Auditing use of stored procs

  • Hi,

    What's the easiest way to have an ongoing audit of the execution of stored procs in a particular database? Ideally I'd like to end up with a table that has no more than 1 row per stored proc and with the last execution date/time and a count of executions, perhaps (very roughly) like this:

    SPName varchar(100),

    LastRunOn datetime

    RunCount int

    thanks in advance,

    Matt

  • are you looking to do this on ALL stored procs or just certain ones? if all, then you'd probably be best off running a profiler trace against the server looking only for stored procs, then having it dump the data to a table that you can massage. if it's only certain ones, you can write a logging routine right into the proc.

    you can also query various system tables/dmvs, but you'll only get results for that point in time.

  • I did this last year on the system I took over managing using a server side trace writing to a file, then loaded the files into a table so I could query the data easily. Works well, and with writing to a file that is not on a partition used by SQL I wouldn't run out of hard drive space because of it.
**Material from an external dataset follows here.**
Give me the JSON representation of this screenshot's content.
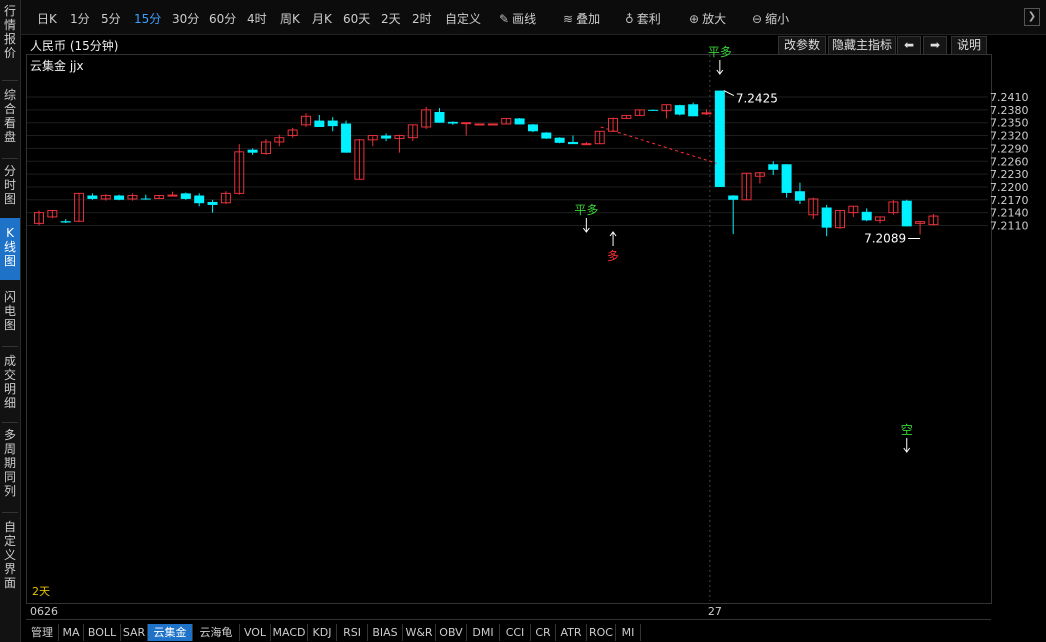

    I grabbed some extra data while I was at it, such as run time, so I could use it for two purposes, to see what stored procedures had been used, and to get some performance indication, i.e. give me a list of the procedures that had the highest cummulative run time to see if they needed optimizing.

  • Hi, thanks for the replies. The purpose is to see which stored procs are still in use and perhaps get an indication of how busy they are, so we would be auditing all of them. I was hoping not to have to run the profiler if possible but it looks like that's the only option.

  • if you use profiler, filter it heavily so it impacts the server as little as possible (and takes up as little space as possible). and if you can, run it from a different machine.